Correlating the Resulting Internal Structures of Lithium-Ion Battery Electrodes to the Prior-to-Coating Suspension Properties

Wednesday, 8 October 2014
Expo Center, 1st Floor, Center and Right Foyers (Moon Palace Resort)
H. Bockholt, B. Westphal, W. Haselrieder, and A. Kwade (Institute for Particle Technology, TU Braunschweig)
On the way to environmentally friendly and sustainable mobility lithium-ion batteries are in focus of various research works. Fundamental studies regarding the synthesis of new active materials or improvements of other important components, e.g. electrolytes or binders, are providing essential progress towards efficient e-mobility. In addition to all the material based developments, it is indispensable to gain a more detailed understanding of the main leverages which improve the electric and ionic transport processes inside the electrode and cell. One crucial property is the electrode’s inner structure. Since not only the materials but also the production processes have a considerable impact on the electrode structure, knowledge of the relationships between processes and structures is essential for a targeted electrode manufacturing.
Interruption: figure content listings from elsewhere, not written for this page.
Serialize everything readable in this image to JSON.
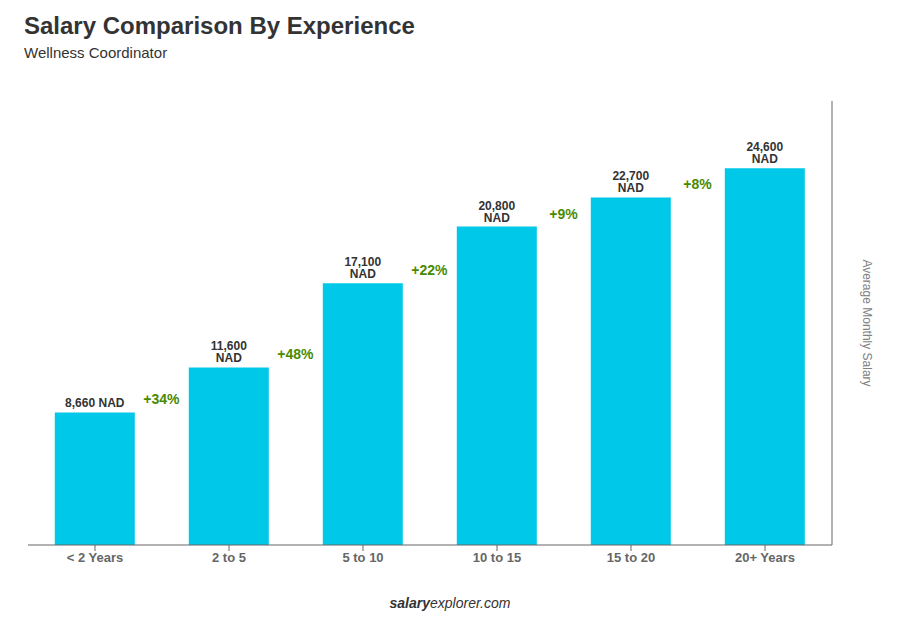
{
  "chart_data": {
    "type": "bar",
    "title": "Salary Comparison By Experience",
    "subtitle": "Wellness Coordinator",
    "ylabel": "Average Monthly Salary",
    "categories": [
      "< 2 Years",
      "2 to 5",
      "5 to 10",
      "10 to 15",
      "15 to 20",
      "20+ Years"
    ],
    "values": [
      8660,
      11600,
      17100,
      20800,
      22700,
      24600
    ],
    "value_labels": [
      "8,660 NAD",
      "11,600 NAD",
      "17,100 NAD",
      "20,800 NAD",
      "22,700 NAD",
      "24,600 NAD"
    ],
    "data_labels": true,
    "annotations": [
      "+34%",
      "+48%",
      "+22%",
      "+9%",
      "+8%"
    ],
    "footer": [
      "salary",
      "explorer.com"
    ],
    "color": "#00c8e8",
    "ylim": [
      0,
      29000
    ],
    "tick_labels": "x",
    "grid": false
  }
}
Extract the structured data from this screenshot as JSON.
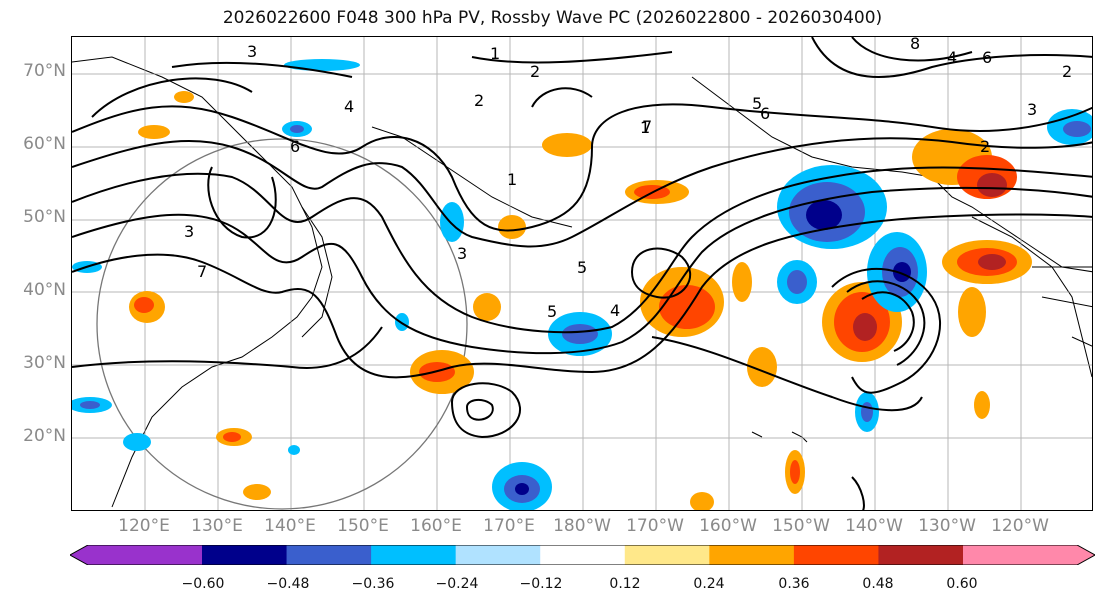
{
  "title": "2026022600 F048 300 hPa PV, Rossby Wave PC (2026022800 - 2026030400)",
  "lat_labels": [
    "70°N",
    "60°N",
    "50°N",
    "40°N",
    "30°N",
    "20°N"
  ],
  "lon_labels": [
    "120°E",
    "130°E",
    "140°E",
    "150°E",
    "160°E",
    "170°E",
    "180°W",
    "170°W",
    "160°W",
    "150°W",
    "140°W",
    "130°W",
    "120°W"
  ],
  "contour_labels": [
    "3",
    "1",
    "2",
    "4",
    "6",
    "5",
    "7",
    "8",
    "3",
    "2",
    "5",
    "4",
    "6",
    "1",
    "3",
    "2",
    "5",
    "4",
    "7",
    "3",
    "6",
    "2",
    "1"
  ],
  "colorbar": {
    "ticks": [
      "−0.60",
      "−0.48",
      "−0.36",
      "−0.24",
      "−0.12",
      "0.12",
      "0.24",
      "0.36",
      "0.48",
      "0.60"
    ],
    "colors": [
      "#9932cc",
      "#00008b",
      "#3a5fcd",
      "#00bfff",
      "#b0e2ff",
      "#ffffff",
      "#ffe88a",
      "#ffa500",
      "#ff4500",
      "#b22222",
      "#ff88aa"
    ]
  }
}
Electrode’s inner structure is basically predetermined by the chosen components, particularly by their particle size distributions and aggregation status (active material, additives) or molecular weight (binder). In addition, some process steps in the manufacturing chain for lithium-ion battery electrodes, such as dispersing and calendering, show crucial impact on the resulting electrode structure. The process modalities while dispersing the powdery materials in a solvent control the desagglomeration degree of the carbon blacks and thus significantly affect the structure in the subsequently produced electrode. Changes in pore diameter distribution (see figure 1), porosity and tortuosity of the pores can be achieved by a more/less intensive or longer/shorter dispersing of the components in the solvent. To predict these structural alterations it is necessary to learn more about the suspension properties, especially about its structure.

Colloidal suspensions are commonly analyzed regarding their rheological characteristics in terms of flow behavior to estimate the properties for further processing steps like coating. In addition, rheological measurements can provide indirect structural information of battery suspensions, for instance concerning the fragmentation degree of the carbon black and the structural changes in the suspension while dispersing. Figure 2 exemplarily depicts the observed differences between suspensions with an aggregated particle-network (solid/gel like: phase angle 0°) to a more liquid-like (phase angle increasing up to 90°) suspension structure. A notable structural decrease can be identified after 45 minutes of dispersing compared to a shorter dispersing time of 10 minutes.

The correlation between suspension structure, analyzed via rheological measurements, and the resulting electrode structure, characterized via mercury porosimetry, is in the focus of the presented work. Additional investigations on the interrelations between structures and electric or ionic transport processes as well as electrochemical cell performances provide a basis for targeted electrode manufacturing.